The recently agreed Horizon 2020 programme is the successor to the EU’s Seventh Framework Programme (FP7) and has a budget of €79 billion (€66 billion) – more than 30% higher in real terms than its predecessor. The programme is a key plank of Europe’s answer to the economic crisis that has gripped the bloc since 2009. Horizon is divided into three main ‘priorities’ – excellent science, industrial leadership and societal challenges, which will be receiving €24.4 billion, €17 billion and €30 billion, respectively.
The main funding battleground for UK academics will be in the excellent science portion of Horizon’s budget. Excellent science will provide €13 billion of grants for frontier research within the best teams. It is here that the UK has historically performed well, winning the most combined grants in the last five years of all the countries involved. The UK secured almost 1000 of these grants, while its next nearest competitor Germany notched up only 600. Given the UK’s past success in FP7, Máire Geoghegan-Quinn, European commissioner for research, innovation and science, says that she expects the nation’s scientists and businesses to win up to €2 billion over the next two years.

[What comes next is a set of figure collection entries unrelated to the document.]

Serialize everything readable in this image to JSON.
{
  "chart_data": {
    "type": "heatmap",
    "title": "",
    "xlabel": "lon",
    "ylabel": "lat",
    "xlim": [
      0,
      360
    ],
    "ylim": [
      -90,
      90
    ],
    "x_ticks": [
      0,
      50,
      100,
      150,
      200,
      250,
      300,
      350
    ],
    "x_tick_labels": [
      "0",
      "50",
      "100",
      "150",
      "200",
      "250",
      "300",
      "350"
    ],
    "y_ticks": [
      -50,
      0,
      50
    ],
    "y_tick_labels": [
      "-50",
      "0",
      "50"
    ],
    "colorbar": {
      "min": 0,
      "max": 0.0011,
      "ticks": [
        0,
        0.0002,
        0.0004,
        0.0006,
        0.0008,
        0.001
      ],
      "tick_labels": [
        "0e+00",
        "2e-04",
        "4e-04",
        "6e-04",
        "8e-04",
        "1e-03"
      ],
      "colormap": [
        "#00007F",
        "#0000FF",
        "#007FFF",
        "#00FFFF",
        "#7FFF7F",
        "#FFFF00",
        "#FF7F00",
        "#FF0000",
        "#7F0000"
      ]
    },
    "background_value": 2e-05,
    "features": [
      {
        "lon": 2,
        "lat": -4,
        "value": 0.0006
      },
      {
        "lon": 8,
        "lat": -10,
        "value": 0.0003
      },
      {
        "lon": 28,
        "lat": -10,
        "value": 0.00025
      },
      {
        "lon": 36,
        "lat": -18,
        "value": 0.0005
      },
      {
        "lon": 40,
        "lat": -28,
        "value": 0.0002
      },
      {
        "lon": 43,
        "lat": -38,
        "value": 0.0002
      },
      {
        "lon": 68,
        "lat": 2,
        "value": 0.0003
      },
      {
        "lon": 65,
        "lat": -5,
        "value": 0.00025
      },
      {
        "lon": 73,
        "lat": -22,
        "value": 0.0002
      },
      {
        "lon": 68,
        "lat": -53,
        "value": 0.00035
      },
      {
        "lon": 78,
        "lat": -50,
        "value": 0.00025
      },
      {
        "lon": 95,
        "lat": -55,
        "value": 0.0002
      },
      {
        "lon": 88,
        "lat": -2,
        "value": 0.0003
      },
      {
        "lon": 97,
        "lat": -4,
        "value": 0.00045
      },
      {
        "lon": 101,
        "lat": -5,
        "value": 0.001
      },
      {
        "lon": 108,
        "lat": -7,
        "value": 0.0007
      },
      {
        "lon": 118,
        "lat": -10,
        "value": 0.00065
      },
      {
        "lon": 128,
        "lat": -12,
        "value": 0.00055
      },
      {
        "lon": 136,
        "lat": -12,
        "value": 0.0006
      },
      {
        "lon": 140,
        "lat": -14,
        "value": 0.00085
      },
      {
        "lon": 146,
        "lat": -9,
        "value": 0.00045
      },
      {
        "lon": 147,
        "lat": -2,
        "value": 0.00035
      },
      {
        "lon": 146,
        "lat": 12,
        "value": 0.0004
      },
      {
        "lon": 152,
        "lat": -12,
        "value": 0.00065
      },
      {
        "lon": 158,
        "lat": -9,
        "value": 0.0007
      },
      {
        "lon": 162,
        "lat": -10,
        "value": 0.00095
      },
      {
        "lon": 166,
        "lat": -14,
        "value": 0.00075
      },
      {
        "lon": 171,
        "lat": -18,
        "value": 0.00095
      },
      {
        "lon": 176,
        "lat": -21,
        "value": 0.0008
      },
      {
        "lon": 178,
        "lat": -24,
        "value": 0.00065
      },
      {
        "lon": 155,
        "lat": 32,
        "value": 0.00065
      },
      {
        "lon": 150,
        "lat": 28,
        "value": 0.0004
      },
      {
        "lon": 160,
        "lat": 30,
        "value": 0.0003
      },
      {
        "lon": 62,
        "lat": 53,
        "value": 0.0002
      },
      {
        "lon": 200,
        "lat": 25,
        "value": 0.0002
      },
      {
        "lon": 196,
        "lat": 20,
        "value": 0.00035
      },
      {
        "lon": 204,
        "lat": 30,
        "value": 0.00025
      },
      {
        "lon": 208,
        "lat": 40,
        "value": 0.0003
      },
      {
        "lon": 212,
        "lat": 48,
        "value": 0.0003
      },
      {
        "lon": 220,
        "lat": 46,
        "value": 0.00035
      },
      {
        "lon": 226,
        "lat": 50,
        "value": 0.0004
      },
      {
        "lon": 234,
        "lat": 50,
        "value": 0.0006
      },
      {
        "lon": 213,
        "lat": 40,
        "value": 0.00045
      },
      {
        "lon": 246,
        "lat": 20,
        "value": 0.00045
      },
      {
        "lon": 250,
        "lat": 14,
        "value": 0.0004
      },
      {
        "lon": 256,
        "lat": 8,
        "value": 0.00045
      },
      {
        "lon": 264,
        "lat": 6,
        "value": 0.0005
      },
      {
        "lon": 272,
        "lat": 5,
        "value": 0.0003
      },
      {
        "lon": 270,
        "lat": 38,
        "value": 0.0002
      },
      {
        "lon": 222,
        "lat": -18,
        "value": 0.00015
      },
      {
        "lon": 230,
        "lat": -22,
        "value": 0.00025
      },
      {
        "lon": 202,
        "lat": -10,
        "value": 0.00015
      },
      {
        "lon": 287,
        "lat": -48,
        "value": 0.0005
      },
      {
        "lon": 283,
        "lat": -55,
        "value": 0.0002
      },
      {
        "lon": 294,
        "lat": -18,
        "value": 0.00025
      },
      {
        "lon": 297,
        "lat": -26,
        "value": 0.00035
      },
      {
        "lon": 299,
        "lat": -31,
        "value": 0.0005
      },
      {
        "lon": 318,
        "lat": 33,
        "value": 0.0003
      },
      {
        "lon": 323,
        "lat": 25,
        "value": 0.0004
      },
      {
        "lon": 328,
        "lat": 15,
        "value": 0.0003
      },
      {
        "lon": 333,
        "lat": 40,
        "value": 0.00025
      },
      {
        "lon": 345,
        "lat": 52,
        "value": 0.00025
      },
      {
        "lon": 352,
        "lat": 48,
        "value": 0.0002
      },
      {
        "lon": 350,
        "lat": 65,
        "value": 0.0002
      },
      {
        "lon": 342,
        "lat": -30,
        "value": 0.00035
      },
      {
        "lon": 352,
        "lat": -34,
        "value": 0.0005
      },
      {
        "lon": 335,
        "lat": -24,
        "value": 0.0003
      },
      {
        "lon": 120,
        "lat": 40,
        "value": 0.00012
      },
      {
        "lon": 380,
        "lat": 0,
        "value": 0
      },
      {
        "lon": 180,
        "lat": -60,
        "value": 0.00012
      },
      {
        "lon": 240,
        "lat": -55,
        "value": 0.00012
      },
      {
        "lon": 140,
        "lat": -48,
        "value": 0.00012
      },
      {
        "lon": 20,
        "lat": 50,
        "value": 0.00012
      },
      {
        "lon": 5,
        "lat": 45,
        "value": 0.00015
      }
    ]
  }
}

Horizon is also putting a great deal of money into small and medium enterprises (SMEs), with 20% of the €30 billion societal challenges fund earmarked for SMEs. Smits says to take full advantage of this the UK will need to step out of its traditional comfort zone of pharmaceuticals and aerospace, and boost innovation across the business sector. Business spending on R&D was just over 1% of GDP in the UK in 2010. This compares unfavourably with more than 2% of GDP in Europe’s most innovative countries. ‘I think your companies are investing in research but a bottleneck is the knowledge transfer from academia to industry,’ Smits says.